Thursday, December 07, 2017

Holidays

I've been especially aware of the bittersweet nature of the holiday season this year. I'm thankful for traditions and memories and comfort foods and time with family, but I've spent a lot of time thinking about my dad and my grandparents and the way that time slips by. My own kids are old enough to have their own memories of Thanksgiving and Christmas traditions. And I'm old enough (and young enough?) to remember this season at their ages. Many of the memories I have are of people no longer with us, though. I know that's the nature of life, but it's a steady pang that underlies November and December for me.

I have years of happy, loud, fun memories of Thanksgiving and Christmas, but I also have weighty ones of funerals and numbness and a vague awareness that I was supposed to compartmentalize my feelings to preserve my cheer or gratitude. Holidays are complicated. Life is complicated. Sometimes life seems as mean as it seems wonderful. On my optimistic days, that juxtaposition enhances the joy of being with loved ones and the joy of tradition.
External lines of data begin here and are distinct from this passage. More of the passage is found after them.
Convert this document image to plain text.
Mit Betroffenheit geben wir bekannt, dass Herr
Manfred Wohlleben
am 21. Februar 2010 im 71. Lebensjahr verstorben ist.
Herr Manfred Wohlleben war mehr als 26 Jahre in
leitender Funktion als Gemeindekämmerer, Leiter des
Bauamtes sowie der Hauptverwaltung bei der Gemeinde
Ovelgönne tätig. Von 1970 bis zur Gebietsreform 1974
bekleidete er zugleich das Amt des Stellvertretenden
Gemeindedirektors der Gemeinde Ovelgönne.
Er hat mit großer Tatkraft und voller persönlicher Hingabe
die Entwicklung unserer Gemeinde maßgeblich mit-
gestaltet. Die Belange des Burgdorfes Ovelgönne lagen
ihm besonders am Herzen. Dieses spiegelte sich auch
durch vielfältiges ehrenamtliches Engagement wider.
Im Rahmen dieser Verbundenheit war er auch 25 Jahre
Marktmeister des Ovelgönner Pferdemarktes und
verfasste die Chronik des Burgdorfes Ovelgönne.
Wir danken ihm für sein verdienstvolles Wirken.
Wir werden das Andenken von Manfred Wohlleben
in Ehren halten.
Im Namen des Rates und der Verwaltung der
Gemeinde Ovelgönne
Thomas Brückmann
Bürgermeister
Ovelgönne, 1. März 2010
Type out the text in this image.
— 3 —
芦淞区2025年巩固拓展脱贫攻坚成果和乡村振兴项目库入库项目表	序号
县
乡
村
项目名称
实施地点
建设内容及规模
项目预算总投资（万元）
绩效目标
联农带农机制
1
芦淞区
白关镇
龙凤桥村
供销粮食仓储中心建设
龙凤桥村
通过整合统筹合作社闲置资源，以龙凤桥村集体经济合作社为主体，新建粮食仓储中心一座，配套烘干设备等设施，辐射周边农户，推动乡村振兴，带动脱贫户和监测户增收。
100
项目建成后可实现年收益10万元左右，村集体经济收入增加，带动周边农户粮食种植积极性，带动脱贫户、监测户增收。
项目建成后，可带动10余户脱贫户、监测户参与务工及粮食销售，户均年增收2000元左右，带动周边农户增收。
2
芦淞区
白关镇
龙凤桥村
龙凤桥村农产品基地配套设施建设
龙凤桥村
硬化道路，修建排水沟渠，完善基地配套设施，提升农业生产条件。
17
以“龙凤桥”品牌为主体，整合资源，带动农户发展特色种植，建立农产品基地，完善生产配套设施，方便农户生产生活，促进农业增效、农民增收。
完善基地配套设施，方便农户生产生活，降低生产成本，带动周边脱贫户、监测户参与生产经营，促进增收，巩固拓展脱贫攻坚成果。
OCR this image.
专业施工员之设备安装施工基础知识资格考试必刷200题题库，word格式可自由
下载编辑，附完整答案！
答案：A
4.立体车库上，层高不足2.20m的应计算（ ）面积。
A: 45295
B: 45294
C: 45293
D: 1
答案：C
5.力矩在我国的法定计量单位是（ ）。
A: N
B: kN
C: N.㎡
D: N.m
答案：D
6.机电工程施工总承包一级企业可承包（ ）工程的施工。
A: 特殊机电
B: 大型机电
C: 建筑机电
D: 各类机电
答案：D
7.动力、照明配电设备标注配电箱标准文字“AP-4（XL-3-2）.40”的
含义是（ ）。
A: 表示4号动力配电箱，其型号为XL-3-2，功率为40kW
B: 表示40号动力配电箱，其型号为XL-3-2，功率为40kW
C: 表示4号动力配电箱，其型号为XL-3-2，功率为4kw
On my less optimistic days, it makes me feel like life is a slow, inescapable march of loss.

A friend whose parent had recently passed asked me once "How long does it take to get over it?" I wanted to give a pat, satisfactory answer, but I don't have one. Is "getting over it" anything more than an appeasement of other people's expectations of the shelf life of grief and grappling with the ephemeral? I struggle with gratitude at Thanksgiving because I'm still mad at the unfairness of my mom losing my dad on Thanksgiving week. I struggle with Christmas music because so much of it is intertwined with memories of my dad. I can be picking out a Christmas tune on the piano with the kids and suddenly have to excuse myself to a different room. I can be hit by a chord from the pipe organ and want to be anywhere in the world but in a church. Not "over it," clearly.

"Grapple" is the verb I use most often to describe what I've been doing with my feelings for the last few weeks (years?). As many things do, "grappling with difficulty" makes me think of Epictetus, who said "When difficulty falls on you, remember that God, like a trainer of wrestlers, has matched you with a rough opponent. Why? So that you may become a conqueror. But it is not accomplished without sweat." I'm thankful to be here to struggle, and thankful for family and friends who struggle along with me. And I'm thankful to see this season through my children's eyes, as I find myself both hopeful and fearful for them as they get older.